Later in the afternoon, a friend called to ask if Isaac and I wanted to go rollerskating with her and her girls. It is difficult to be upset when your brain is simultaneously attempting to recall movements your body hasn’t performed since middle school while watching your 5 year old clomp around in an attempt to learn these movements for the first time. It was cathartic. At one point during the pop music and the dizzying lights, I realized: I HAVE TO STOP WORRYING WHAT EVERYONE ELSE THINKS ABOUT MY PARENTING.
I’m forever trying to prove myself worthy to be an adoptive parent.
I’m forever trying to prove myself worthy to parent an African American child as a Caucasian woman.
I’m forever trying to prove myself worthy as a MOTHER.

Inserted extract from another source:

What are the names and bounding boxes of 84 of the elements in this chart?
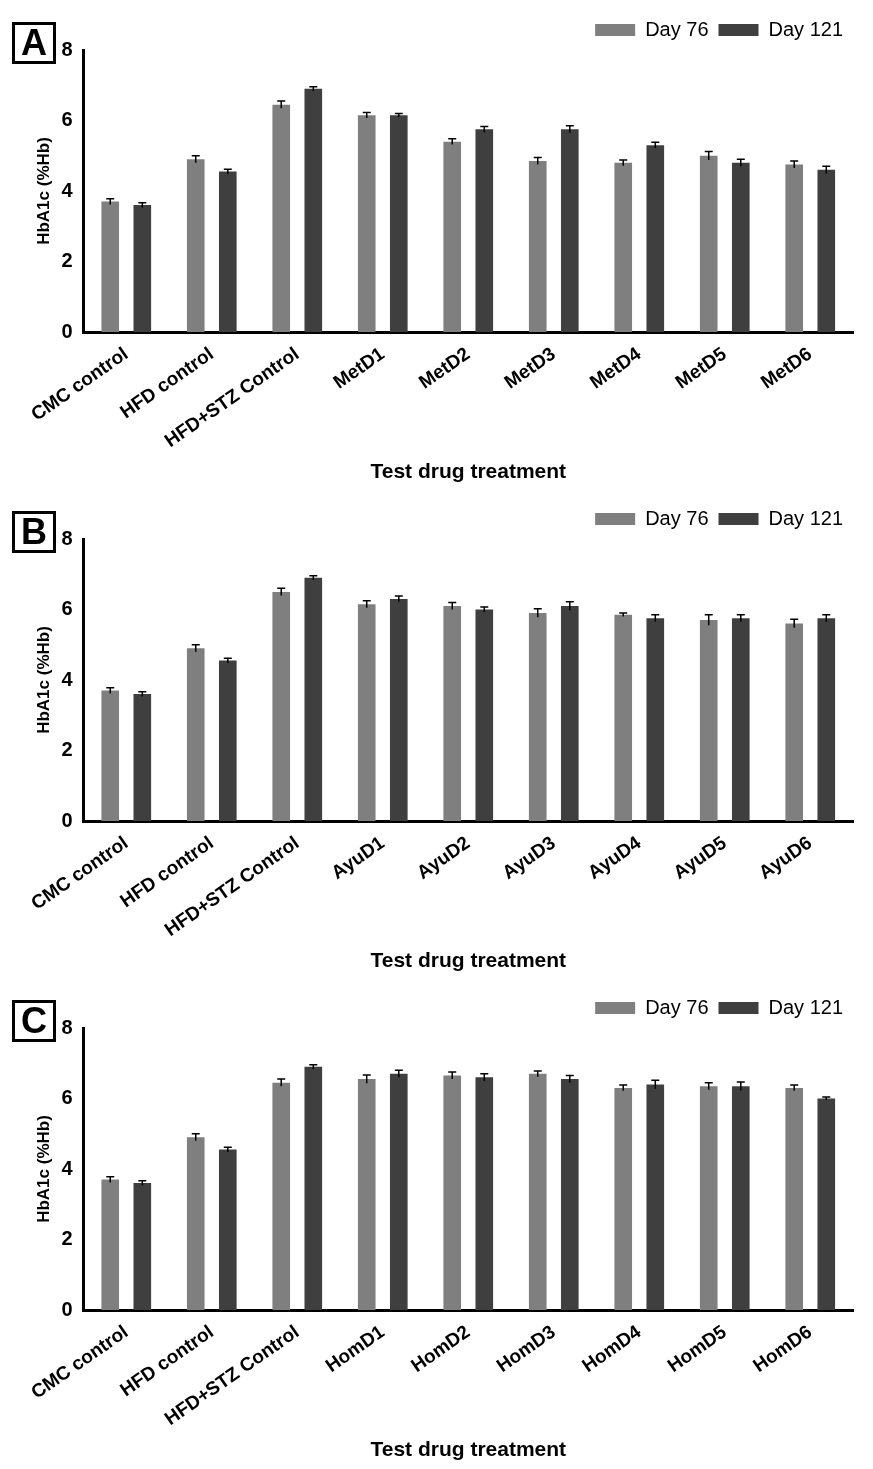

GOD, I’m tired of trying to prove myself to everyone. I just can’t do it. I’m never going to meet all of those standards set by myself or others. Sometimes my child is going to have ashy skin and his waves are going to be jacked up because he is 5 and forgot to brush his hair and I was running late and didn’t check. Sometimes I’m going to unintentionally send him subliminal messages that talking about his first mom makes me sad and he’ll pick up on this and feel put off. Sometimes I’m going to discipline my kid over something that shouldn’t have been a big deal, but I made it one in front of people I respect or in front of complete strangers. I’m going to SCREW UP.

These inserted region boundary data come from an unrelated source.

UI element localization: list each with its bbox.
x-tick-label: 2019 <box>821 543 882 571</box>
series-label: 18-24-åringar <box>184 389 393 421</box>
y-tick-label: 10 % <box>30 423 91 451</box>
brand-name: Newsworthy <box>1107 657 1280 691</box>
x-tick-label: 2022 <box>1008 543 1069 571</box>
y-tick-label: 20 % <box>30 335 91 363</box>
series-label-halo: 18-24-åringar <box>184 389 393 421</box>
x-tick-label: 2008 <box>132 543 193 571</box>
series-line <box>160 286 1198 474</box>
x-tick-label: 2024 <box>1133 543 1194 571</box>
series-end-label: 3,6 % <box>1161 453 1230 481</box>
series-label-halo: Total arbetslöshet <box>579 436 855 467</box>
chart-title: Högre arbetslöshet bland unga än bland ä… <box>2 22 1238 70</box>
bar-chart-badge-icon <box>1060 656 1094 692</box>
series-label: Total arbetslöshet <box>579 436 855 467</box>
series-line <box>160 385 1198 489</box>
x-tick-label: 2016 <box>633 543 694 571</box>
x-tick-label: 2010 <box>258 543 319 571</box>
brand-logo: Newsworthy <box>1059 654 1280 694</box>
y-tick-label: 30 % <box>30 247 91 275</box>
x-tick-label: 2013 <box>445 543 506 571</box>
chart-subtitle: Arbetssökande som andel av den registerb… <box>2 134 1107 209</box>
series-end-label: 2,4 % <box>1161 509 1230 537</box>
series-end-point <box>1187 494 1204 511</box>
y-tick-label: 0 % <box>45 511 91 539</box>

I’m not going to stop asking questions, reading viewpoints, looking up the research. If you’re an adoptive parent, I strongly encourage you to do the same, even when it is painful to read. There is so much to learn and work toward. That being said, I’m just going to have to be okay with not passing the tests others set for me. I have to believe that my constant anxiety about f***ing up is going to be more of a detriment to my son than him leaving the house with imperfect hair or me needing to apologize to him for overreacting.

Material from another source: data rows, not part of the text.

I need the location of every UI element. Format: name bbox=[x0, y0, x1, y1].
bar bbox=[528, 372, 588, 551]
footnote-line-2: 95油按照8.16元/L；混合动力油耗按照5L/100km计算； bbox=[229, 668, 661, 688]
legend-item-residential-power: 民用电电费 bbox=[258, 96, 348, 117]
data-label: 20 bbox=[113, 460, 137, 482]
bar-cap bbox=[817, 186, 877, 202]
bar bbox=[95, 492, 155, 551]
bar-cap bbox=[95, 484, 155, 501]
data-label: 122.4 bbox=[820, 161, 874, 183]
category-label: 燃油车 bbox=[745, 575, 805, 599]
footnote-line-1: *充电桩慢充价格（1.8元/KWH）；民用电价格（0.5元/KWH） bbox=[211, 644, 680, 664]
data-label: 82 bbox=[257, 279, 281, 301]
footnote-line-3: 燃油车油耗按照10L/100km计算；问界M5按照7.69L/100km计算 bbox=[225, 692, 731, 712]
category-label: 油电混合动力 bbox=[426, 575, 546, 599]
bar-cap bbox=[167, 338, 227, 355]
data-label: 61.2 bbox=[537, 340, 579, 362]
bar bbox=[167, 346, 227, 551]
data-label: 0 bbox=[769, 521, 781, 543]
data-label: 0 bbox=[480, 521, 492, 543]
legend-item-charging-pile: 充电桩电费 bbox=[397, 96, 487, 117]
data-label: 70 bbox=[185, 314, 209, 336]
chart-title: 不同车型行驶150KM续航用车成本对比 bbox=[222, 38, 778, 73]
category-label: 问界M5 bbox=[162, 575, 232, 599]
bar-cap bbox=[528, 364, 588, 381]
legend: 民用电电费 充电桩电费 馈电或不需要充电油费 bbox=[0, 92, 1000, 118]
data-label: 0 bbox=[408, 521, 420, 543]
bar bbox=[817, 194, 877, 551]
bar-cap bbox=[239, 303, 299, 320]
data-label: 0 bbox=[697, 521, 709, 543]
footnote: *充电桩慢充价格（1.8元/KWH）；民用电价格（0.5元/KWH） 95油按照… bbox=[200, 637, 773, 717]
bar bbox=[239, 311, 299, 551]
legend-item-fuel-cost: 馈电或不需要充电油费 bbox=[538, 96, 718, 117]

So, more power to you mamas everywhere! Whatever it is that you’ve created in your head as the pinnacle of Mama Success, GET SERIOUS. We’re just going to do the best we can with what we know and pray to the God of the heavens and earth that our deficiencies don’t define us or our children. You are enough, even with your brokenness. I can do this, despite feeling inadequate. I AM doing this, and I would be doing it BETTER if I could cut loose all of those impossible checkpoints I’m forever trying to meet. I’m going to mess up and so are you. OWN IT. Being imperfect can be a blessing because, from experience, I’m telling you that you’re just never going to please the masses. We are works in progress and that is ok. It’s ok.